After three years, differences between the companies were becoming clear.
Company A made over $500,000 in their third year, and they felt like they were in a groove.
Company B did around $400,000 of business. The owner felt like the business was a success overall, but he wasn’t sure he could grow much further. He was managing every detail himself, and didn’t have any systems in place to allow employees to take on additional responsibility. It was all on the owner.
Company C didn’t grow at all, still around $225,000 revenue for their third year. There were problems with employees, problems with suppliers, and the new customers they gained barely made up for the ones they’d lost.
At this point the differences between the companies were drastic.
Company A made almost a million dollars in year four. The growth was exhilarating. With solid systems in place, it almost felt like the business was on auto-pilot. The owner was still involved, but now on the lookout for new challenges.
Company B, unfortunately, stalled in year four. They again did right around $400,000. Business seemed good, but they actually had to turn some customers away because the company couldn’t handle any more. The owner was still leading everything himself, and he was maxed out.
Company C actually regressed in year four, losing some customers and making less than $200,000 in revenue. The owner had a hard time recognizing it, but from the outside it was relatively easy to see that both the owner and his employees were frustrated and demoralized by some of the problems that kept cropping up over and over again.
That’s a True(ish) story.
As you might have guessed, Company A is actually Driven Landscapes. I made up Companies B & C just to illustrate my point about systems, BUT they were based on several real companies.
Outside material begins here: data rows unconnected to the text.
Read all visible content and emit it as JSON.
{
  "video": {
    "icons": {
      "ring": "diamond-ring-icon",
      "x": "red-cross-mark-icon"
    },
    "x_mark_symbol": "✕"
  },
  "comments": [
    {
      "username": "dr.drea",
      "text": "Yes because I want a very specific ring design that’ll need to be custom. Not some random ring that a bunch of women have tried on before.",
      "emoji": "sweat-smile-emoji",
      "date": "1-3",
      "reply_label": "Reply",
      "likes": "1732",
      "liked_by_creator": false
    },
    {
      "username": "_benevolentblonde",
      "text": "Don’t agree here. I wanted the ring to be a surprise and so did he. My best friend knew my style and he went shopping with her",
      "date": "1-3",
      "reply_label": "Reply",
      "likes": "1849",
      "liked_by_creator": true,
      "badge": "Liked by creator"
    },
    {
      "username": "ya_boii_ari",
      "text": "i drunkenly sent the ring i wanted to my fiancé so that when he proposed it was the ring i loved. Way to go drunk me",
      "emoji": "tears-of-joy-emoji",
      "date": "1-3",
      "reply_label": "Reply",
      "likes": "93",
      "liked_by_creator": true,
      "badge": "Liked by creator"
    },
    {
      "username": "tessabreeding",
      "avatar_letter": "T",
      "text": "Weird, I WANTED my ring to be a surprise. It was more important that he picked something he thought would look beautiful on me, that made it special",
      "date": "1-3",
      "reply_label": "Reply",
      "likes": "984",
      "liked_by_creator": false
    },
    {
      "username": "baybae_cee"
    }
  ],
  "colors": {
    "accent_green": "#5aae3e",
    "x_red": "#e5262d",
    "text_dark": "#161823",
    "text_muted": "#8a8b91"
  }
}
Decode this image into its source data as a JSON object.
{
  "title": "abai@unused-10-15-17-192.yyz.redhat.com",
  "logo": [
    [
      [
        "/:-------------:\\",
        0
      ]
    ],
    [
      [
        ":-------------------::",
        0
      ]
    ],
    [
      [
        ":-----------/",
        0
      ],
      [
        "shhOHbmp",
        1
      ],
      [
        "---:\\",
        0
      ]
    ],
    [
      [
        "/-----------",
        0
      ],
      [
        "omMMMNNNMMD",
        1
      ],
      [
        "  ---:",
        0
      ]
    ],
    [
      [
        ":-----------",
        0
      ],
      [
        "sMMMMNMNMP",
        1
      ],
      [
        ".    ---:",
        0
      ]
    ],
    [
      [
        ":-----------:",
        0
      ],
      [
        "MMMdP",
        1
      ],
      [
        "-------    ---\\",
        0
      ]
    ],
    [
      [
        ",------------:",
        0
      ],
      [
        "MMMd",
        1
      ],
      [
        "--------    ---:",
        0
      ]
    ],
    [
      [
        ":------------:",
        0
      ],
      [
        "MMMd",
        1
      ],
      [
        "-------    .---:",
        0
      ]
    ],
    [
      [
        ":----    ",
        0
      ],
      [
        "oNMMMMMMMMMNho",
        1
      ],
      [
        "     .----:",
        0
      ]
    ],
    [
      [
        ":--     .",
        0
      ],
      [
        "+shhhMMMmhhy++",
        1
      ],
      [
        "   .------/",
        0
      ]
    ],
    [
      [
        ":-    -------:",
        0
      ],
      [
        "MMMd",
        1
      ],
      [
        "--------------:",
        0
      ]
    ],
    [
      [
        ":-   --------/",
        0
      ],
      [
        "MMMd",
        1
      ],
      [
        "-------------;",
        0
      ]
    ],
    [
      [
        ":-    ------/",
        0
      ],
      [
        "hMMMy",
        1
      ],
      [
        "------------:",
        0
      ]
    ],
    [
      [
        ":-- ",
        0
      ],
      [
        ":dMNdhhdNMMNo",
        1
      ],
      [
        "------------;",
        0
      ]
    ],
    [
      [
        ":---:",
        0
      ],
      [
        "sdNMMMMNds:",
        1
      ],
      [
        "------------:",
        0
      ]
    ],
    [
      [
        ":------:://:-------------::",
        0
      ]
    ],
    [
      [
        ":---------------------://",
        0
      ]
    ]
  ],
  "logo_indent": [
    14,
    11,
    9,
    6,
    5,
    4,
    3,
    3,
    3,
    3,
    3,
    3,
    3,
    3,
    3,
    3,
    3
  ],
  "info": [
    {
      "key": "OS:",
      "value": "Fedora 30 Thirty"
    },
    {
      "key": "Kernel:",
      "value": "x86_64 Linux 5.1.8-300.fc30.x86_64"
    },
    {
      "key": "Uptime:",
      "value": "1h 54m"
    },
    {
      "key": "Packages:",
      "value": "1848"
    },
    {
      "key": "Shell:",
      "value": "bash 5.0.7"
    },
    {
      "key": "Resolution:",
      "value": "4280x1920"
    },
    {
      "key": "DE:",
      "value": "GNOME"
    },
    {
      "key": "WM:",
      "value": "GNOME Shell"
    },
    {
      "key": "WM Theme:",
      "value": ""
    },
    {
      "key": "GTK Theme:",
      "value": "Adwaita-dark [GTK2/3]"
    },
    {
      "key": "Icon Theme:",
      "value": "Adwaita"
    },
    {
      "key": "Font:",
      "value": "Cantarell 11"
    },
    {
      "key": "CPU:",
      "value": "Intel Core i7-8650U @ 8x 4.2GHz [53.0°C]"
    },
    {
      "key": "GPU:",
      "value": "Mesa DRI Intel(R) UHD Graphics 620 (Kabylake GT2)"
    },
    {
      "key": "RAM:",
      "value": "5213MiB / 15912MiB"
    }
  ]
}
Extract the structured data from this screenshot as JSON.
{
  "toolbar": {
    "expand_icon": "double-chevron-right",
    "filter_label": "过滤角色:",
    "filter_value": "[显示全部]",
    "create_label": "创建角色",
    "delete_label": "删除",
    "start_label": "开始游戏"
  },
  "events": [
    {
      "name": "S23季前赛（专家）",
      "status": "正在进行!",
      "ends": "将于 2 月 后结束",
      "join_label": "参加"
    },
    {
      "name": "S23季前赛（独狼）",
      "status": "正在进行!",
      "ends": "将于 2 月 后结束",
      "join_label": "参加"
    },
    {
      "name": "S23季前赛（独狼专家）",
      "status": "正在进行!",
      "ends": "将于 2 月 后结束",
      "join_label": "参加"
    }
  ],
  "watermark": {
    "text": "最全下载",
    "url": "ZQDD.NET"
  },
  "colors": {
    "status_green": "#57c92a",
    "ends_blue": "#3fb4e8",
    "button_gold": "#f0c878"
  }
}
I’ve heard stories like these over and over again from landscaping business owners and employees.
So, how does this story help a business owner who needs to turn his ship around?
Well, I guess it doesn’t… other than simply emphasizing this:
You need strong systems in place for every aspect of running your business. Implementing systems, following them, and improving them over time makes all the stuff that used to seem like a pain become much easier.
The fix won’t happen overnight. But, eventually, your business will start to grow, you’ll hire more employees, you’ll teach your systems to your employees, and – before you know it – you’ll have a whole team of people, all on the same page and helping you run your business.
Take any typical, slightly aimless company and install really good systems – now you have a strong, stable, and successful business with great potential for sustained growth.
Similarly, take a team of ordinary employees and give them really strong and clear systems –you’ll find yourself with a team of effective and efficient employees who are motivated to help your business thrive.
Trust me – you’ll find running a stable, successful business with motivated employees to be a lot easier than you think. And it’s a lot less stressful than discovering you’ve been steering your ship in the wrong direction!